En pratique, la visite commence par des "dinosaures",
au sens chrono-historique du terme s'agissant de génération
des avant-gardes des années 60, avec la magnifique installation
faite de bandes de fils de cuivre "Tteia"
datant de 1979, emblématique de la démarche artistique
de Lygia Pape, pionnière du
néo-concrétisme brésilien.
Puis "Twenty two less two,
œuvre-performance de l'italien Michelangelo
Pistoletto, représentant de l’Arte Povera
et de la Nouvelle Objectivité, déclinaison de
ses tableaux-miroirs réflexion métaphysique sur
le temps, l'infini, la procréation et la quête
du sacré.
Mêler l'art et la vie, c'est aussi le propos de l'architecte
de papier Yona Friedman et Joan Jonas, performeuse, sculptrice
et vidéaste de l’avant-garde new-yorkaise des années
70, propose d'entrer physiquement dans son "Reading Dante".
Entre autres, le visiteur pourra réviser ses connaissances
en matière de Conceptualisme russe avec Elena Elagina
et Igor Makarevich, de pop art allemand avec le "Conveyor
Belt" de Thomas Bayrle
et de Figuration narrative suédoise avec l'iconographie
bédéiste de Jan Hafstrom ("The Eternal Return")
ainsi que le mouvement des Young British Artists avec Richard
Wentworth.
Huang
Yong Ping, l'artiste-plasticien figure de proue de l'avant-garde
chinoise des années 1980 qui a défrayé
la chronique avec son "Théâtre du monde"
constitué d'animaux vivants qui s'entredévoraient,
pour symboliser la cohabitation des cultures, présente
"Buddha's hands" et "The
fishing" oeuvres de 2006, revisitation de la culture chinoise
et du mythe du Léviathan.
Le monde vu à travers sa culture d'origine également
pour le tibétain Gonkar Gyatso et "The Shambala
in modern times" le royaume mythique du Tibet revu à
la lumière des icônes modernes.
A
voir l'installation de l'indienne Sheela Gowda sur la condition
de la femme indienne, mur de pare-chocs clinquants et liens
en vrais cheveux, ceux que des femmes offrent aux dieux mais
également récupérés pour la fabrication
de perruques à rapprocher de "Warmth" de Zoran
Todorovic constitué de tapis en cheveux humains (accessibles
à la vente à l'unité, marché de
l'art oblige) qui rappelle le précédent macabre
de l'Holocauste pour dénoncer la chaine économique
cannibale, et la bannière "Plus
Ultra" de la polonaise Goshka
Macuga, qui travaille sur la relation entre esthétique
et politique, stigmatisant l’impérialisme consensuel
du dieu dollar.
Les
arts majeurs cèdent le pas aux arts plastiques façon
Nouveau Réalisme avec récupération et détournement
: bobines de fils pour la sudafricaine Moshekwa Langa (Stage),
fils électriques et ampoules pour les potences à
perfusion lumineuses du sud coréen Haegue
Yang ("Serie of vulnerable arrangements")

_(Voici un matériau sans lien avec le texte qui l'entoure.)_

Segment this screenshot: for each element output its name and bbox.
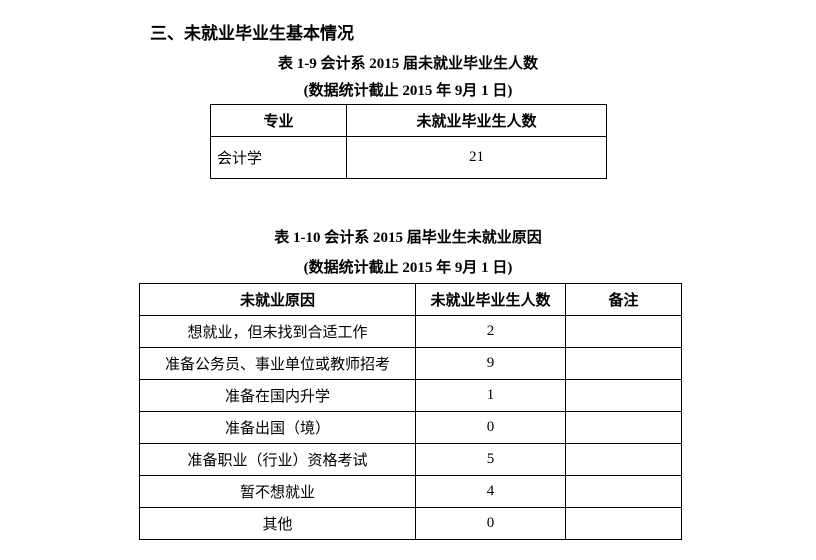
cell-reason: 其他 bbox=[139, 507, 416, 540]
cell-remarks bbox=[565, 379, 682, 412]
cell-reason: 想就业，但未找到合适工作 bbox=[139, 315, 416, 348]
cell-count: 0 bbox=[415, 411, 566, 444]
unemployment-reasons-table: 未就业原因 未就业毕业生人数 备注 想就业，但未找到合适工作 2 准备公务员、事业单… bbox=[139, 283, 682, 540]
cell-remarks bbox=[565, 507, 682, 540]
cell-count: 4 bbox=[415, 475, 566, 508]
cell-remarks bbox=[565, 475, 682, 508]
table-row: 其他 0 bbox=[139, 507, 682, 540]
cell-reason: 暂不想就业 bbox=[139, 475, 416, 508]
cell-reason: 准备出国（境） bbox=[139, 411, 416, 444]
table2-title: 表 1-10 会计系 2015 届毕业生未就业原因 bbox=[274, 230, 542, 246]
section-heading: 三、未就业毕业生基本情况 bbox=[150, 24, 354, 43]
cell-count: 1 bbox=[415, 379, 566, 412]
unemployed-count-table: 专业 未就业毕业生人数 会计学 21 bbox=[210, 104, 607, 179]
cell-major: 会计学 bbox=[210, 136, 347, 179]
table-row: 准备在国内升学 1 bbox=[139, 379, 682, 412]
cell-count: 5 bbox=[415, 443, 566, 476]
table-row: 准备职业（行业）资格考试 5 bbox=[139, 443, 682, 476]
cell-remarks bbox=[565, 315, 682, 348]
cell-remarks bbox=[565, 443, 682, 476]
table-header-row: 专业 未就业毕业生人数 bbox=[210, 104, 607, 137]
header-count: 未就业毕业生人数 bbox=[346, 104, 607, 137]
cell-remarks bbox=[565, 347, 682, 380]
table-row: 会计学 21 bbox=[210, 136, 607, 179]
table-row: 准备公务员、事业单位或教师招考 9 bbox=[139, 347, 682, 380]
cell-reason: 准备公务员、事业单位或教师招考 bbox=[139, 347, 416, 380]
table-row: 想就业，但未找到合适工作 2 bbox=[139, 315, 682, 348]
table-row: 暂不想就业 4 bbox=[139, 475, 682, 508]
table-header-row: 未就业原因 未就业毕业生人数 备注 bbox=[139, 283, 682, 316]
cell-reason: 准备职业（行业）资格考试 bbox=[139, 443, 416, 476]
cell-remarks bbox=[565, 411, 682, 444]
table-row: 准备出国（境） 0 bbox=[139, 411, 682, 444]
table1-subtitle: (数据统计截止 2015 年 9月 1 日) bbox=[303, 83, 513, 99]
table1-title: 表 1-9 会计系 2015 届未就业毕业生人数 bbox=[278, 56, 538, 72]
cell-count: 0 bbox=[415, 507, 566, 540]
header-remarks: 备注 bbox=[565, 283, 682, 316]
header-reason: 未就业原因 bbox=[139, 283, 416, 316]
header-major: 专业 bbox=[210, 104, 347, 137]
cell-count: 21 bbox=[346, 136, 607, 179]
header-count: 未就业毕业生人数 bbox=[415, 283, 566, 316]
cell-count: 2 bbox=[415, 315, 566, 348]
cell-reason: 准备在国内升学 bbox=[139, 379, 416, 412]
table2-subtitle: (数据统计截止 2015 年 9月 1 日) bbox=[303, 260, 513, 276]
cell-count: 9 bbox=[415, 347, 566, 380]
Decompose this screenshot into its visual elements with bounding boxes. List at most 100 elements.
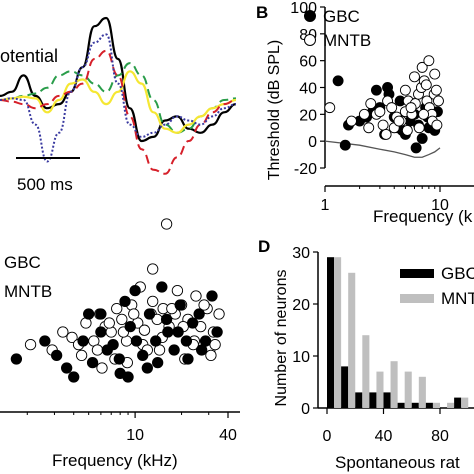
gbc-point xyxy=(182,353,194,365)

et beau succès pour l'installation géante "Human
Being" du plasticien camerounais Pascale
Marthine Thayou qui décline le monde à
la manière d'un village africain.
Enfin, avec les artistes qui utilisent les processus économiques
comme matériau et sujet de leur travail, rapportez quelques
cartes postales originales d'une fausse Venise mises à
la disposition du public par la polonaise Aleksandra Mir.
Mangez des bonbons en piochant dans le "The Greater G8
Advertising Market Stand" de la zambienne Anawana Haloba.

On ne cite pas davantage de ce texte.